Di dalam hadits Ali bin Abi Thalib yang disampaikan oleh Ibnu Majah bahwa Ibnu Umar dan Aisyah berkata, “Dulu Rasulullah saw mengambil zakat sebanyak 1/2 dinar dari orang yang memiliki 20 dinar dan 1 dinar dari orang yang memiliki 40 dinar.[15]
Dinar adalah mata uang dari emas yang 1 dinar beratnya sekitar 4,25 gr. Maka nisab emas sebanyak 20 dinar sama dengan 85 gr emas.[16] Sedangkan besar yang dikeluarkan adalah 1/40 nya dari 20 dinar atau 1/40 dari 85 gr yaitu 2,125 gr.
Selain dinar (emas), terdapat dirham yang merupakan mata uang dari perak. Dalam hadits riwayat Ali bin Abi Thalib bahwa Rasulullah saw bersabda, “Keluarkanlah zakat perak! pada setiap 40 dirham dikeluarkan 1 dirham, jika seseorang memiliki 190 dirham maka tidak ada kewajiban zakat baginya.
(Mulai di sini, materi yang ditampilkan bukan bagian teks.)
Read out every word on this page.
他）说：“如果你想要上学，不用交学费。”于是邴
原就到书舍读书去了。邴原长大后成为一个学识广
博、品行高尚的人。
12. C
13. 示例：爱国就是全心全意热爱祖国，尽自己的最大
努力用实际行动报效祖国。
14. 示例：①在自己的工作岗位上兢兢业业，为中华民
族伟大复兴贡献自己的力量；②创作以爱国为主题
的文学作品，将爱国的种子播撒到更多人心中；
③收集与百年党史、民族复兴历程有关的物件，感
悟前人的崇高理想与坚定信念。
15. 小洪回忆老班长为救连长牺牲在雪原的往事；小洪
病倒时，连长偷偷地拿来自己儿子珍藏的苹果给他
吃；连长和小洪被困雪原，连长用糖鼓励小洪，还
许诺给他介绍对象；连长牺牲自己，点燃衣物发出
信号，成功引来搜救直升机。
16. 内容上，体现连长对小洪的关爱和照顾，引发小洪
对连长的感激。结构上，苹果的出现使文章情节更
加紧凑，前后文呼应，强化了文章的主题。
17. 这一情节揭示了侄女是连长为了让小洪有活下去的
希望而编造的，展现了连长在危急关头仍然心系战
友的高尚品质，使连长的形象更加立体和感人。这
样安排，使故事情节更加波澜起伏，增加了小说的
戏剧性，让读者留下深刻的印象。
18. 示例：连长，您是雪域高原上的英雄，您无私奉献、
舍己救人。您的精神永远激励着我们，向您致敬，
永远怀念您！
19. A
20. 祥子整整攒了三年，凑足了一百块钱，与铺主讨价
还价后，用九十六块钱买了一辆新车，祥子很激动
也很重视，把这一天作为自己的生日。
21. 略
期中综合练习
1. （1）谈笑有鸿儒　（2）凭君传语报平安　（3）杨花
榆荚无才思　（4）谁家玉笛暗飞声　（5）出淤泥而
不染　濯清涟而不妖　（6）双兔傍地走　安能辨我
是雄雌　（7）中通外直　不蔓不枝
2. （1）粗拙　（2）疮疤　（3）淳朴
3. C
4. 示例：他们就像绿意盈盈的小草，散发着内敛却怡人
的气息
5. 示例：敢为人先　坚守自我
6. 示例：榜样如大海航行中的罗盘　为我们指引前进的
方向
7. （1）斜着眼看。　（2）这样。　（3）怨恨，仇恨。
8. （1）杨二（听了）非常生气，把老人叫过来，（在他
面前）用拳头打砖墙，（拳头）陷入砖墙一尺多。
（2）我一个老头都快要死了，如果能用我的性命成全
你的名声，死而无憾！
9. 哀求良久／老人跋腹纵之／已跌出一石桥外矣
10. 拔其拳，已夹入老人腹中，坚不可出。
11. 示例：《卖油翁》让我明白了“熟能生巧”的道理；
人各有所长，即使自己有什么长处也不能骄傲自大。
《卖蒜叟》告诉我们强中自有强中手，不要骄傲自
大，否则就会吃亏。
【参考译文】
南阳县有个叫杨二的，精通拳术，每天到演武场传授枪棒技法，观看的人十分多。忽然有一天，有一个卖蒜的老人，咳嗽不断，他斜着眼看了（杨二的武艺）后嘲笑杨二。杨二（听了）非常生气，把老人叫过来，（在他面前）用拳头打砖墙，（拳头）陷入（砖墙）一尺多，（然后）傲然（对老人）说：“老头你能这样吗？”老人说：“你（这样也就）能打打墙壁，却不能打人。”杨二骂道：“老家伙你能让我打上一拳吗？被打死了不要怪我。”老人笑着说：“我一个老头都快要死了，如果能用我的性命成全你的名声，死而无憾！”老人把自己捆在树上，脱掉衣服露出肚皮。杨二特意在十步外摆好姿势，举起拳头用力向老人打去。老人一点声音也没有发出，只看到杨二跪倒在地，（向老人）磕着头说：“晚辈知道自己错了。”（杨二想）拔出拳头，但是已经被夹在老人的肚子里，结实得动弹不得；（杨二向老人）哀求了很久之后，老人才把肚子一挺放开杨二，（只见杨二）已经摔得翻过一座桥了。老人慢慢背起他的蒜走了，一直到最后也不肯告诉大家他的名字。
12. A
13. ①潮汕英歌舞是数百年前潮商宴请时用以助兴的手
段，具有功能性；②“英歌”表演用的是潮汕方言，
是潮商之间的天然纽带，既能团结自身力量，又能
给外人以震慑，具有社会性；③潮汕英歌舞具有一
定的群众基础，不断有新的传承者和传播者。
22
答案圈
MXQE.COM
Jika dia memiliki 200 dirham, maka wajib dikeluarkan zakatnya sebanyak 5 dirham.” Berdasarkan hadits tersebut maka nisab perak adalah 200 dirham, yang setiap 40 dirham dikeluarkan zakatnya sebanyak 1 dirham sehingga 200 dirham dikeluarkan zakatnya 5 dirham. Apabila seseorang hanya memiliki 190 dirham maka tidak ada kewajiban untuk mengeluarkan zakat.[17]
Beberapa barang yang disamakan dengan emas dan perak di antaranya uang kartal, saham dan surat berharga seperti obligasi.[18]
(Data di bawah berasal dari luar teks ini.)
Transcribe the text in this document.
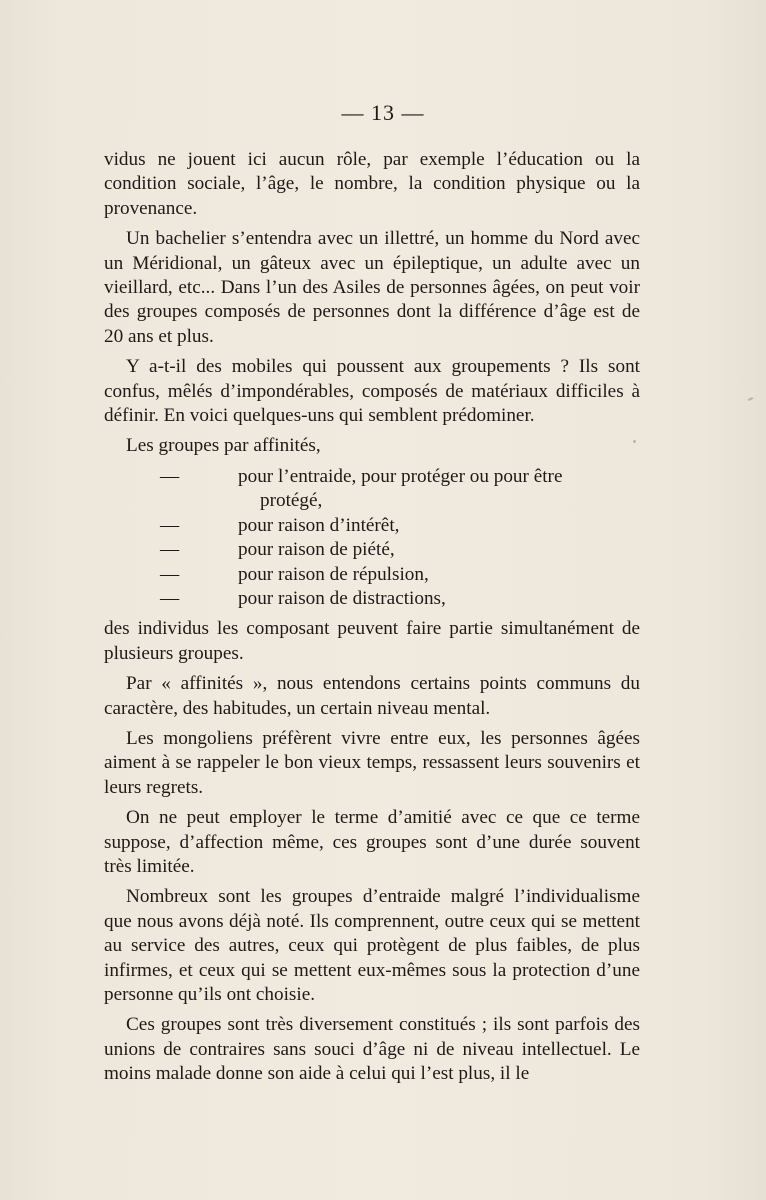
— 13 —

vidus ne jouent ici aucun rôle, par exemple l’éducation ou la condition sociale, l’âge, le nombre, la condition physique ou la provenance.

Un bachelier s’entendra avec un illettré, un homme du Nord avec un Méridional, un gâteux avec un épileptique, un adulte avec un vieillard, etc... Dans l’un des Asiles de personnes âgées, on peut voir des groupes composés de personnes dont la différence d’âge est de 20 ans et plus.

Y a-t-il des mobiles qui poussent aux groupements ? Ils sont confus, mêlés d’impondérables, composés de matériaux difficiles à définir. En voici quelques-uns qui semblent prédominer.

Les groupes par affinités,

—	pour l’entraide, pour protéger ou pour être
protégé,
—	pour raison d’intérêt,
—	pour raison de piété,
—	pour raison de répulsion,
—	pour raison de distractions,

des individus les composant peuvent faire partie simultanément de plusieurs groupes.

Par « affinités », nous entendons certains points communs du caractère, des habitudes, un certain niveau mental.

Les mongoliens préfèrent vivre entre eux, les personnes âgées aiment à se rappeler le bon vieux temps, ressassent leurs souvenirs et leurs regrets.

On ne peut employer le terme d’amitié avec ce que ce terme suppose, d’affection même, ces groupes sont d’une durée souvent très limitée.

Nombreux sont les groupes d’entraide malgré l’individualisme que nous avons déjà noté. Ils comprennent, outre ceux qui se mettent au service des autres, ceux qui protègent de plus faibles, de plus infirmes, et ceux qui se mettent eux-mêmes sous la protection d’une personne qu’ils ont choisie.

Ces groupes sont très diversement constitués ; ils sont parfois des unions de contraires sans souci d’âge ni de niveau intellectuel. Le moins malade donne son aide à celui qui l’est plus, il le
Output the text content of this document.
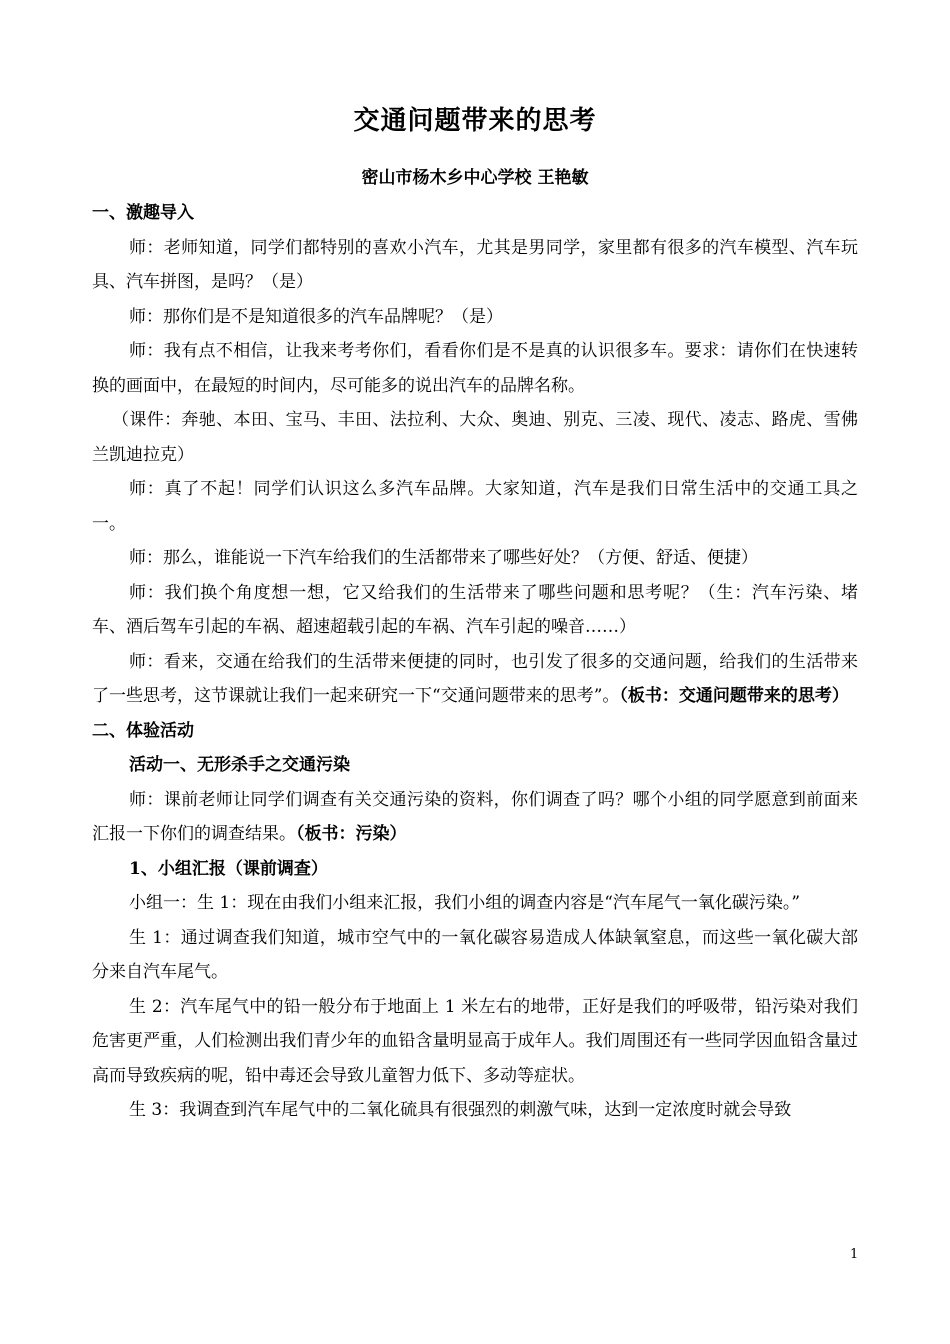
交通问题带来的思考
密山市杨木乡中心学校 王艳敏

一、激趣导入

师：老师知道，同学们都特别的喜欢小汽车，尤其是男同学，家里都有很多的汽车模型、汽车玩具、汽车拼图，是吗？（是）

师：那你们是不是知道很多的汽车品牌呢？（是）

师：我有点不相信，让我来考考你们，看看你们是不是真的认识很多车。要求：请你们在快速转换的画面中，在最短的时间内，尽可能多的说出汽车的品牌名称。

（课件：奔驰、本田、宝马、丰田、法拉利、大众、奥迪、别克、三凌、现代、凌志、路虎、雪佛兰凯迪拉克）

师：真了不起！同学们认识这么多汽车品牌。大家知道，汽车是我们日常生活中的交通工具之一。

师：那么，谁能说一下汽车给我们的生活都带来了哪些好处？（方便、舒适、便捷）

师：我们换个角度想一想，它又给我们的生活带来了哪些问题和思考呢？（生：汽车污染、堵车、酒后驾车引起的车祸、超速超载引起的车祸、汽车引起的噪音……）

师：看来，交通在给我们的生活带来便捷的同时，也引发了很多的交通问题，给我们的生活带来了一些思考，这节课就让我们一起来研究一下“交通问题带来的思考”。（板书：交通问题带来的思考）

二、体验活动

活动一、无形杀手之交通污染

师：课前老师让同学们调查有关交通污染的资料，你们调查了吗？哪个小组的同学愿意到前面来汇报一下你们的调查结果。（板书：污染）

1、小组汇报（课前调查）

小组一：生 1：现在由我们小组来汇报，我们小组的调查内容是“汽车尾气一氧化碳污染。”

生 1：通过调查我们知道，城市空气中的一氧化碳容易造成人体缺氧窒息，而这些一氧化碳大部分来自汽车尾气。

生 2：汽车尾气中的铅一般分布于地面上 1 米左右的地带，正好是我们的呼吸带，铅污染对我们危害更严重，人们检测出我们青少年的血铅含量明显高于成年人。我们周围还有一些同学因血铅含量过高而导致疾病的呢，铅中毒还会导致儿童智力低下、多动等症状。

生 3：我调查到汽车尾气中的二氧化硫具有很强烈的刺激气味，达到一定浓度时就会导致

1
2.             Zakat perdagangan
Makna barang dagangan yaitu harta selain emas dan perak seperti perumahan macam-macam hewan pakaian dan barang-barang lain yang digunakan untuk berdagang.[19] Ada beberapa syarat mengenai kewajiban zakat perdagangan, yaitu :
a.              Barang perdagangan menjadi hak milik dalam arti yang sebenarnya seperti hasil dari jual beli, pernikahan, hadiah, wasiat dan usaha-usaha yang halal, karena barang yang bukan hak milik tidak wajib dikeluarkan zakatnya.
b.             Barang yang menjadi hak milik tersebut diniatkan untuk berdagang.[20]
Zakat perdagangan dilihat kapan saat harga dagang mencapai nisab senilai 85 gr emas. Setelah itu, setahun kemudian dilihat lagi apakah masih sampai satu nisab atau tidak. Jika masih, maka dikeluarkan 1/40 darinya. Cara menghitungnya bukan dengan harga pada waktu barang dibeli, bukan juga pada waktu akan dijual. Tetapi dengan harga berapa untuk mendapatkan barang tersebut. Maka hitunglah berapa kira-kira harga ketika mendapatkan barang tentu berbeda ketika dijual ataupun dibeli.[21]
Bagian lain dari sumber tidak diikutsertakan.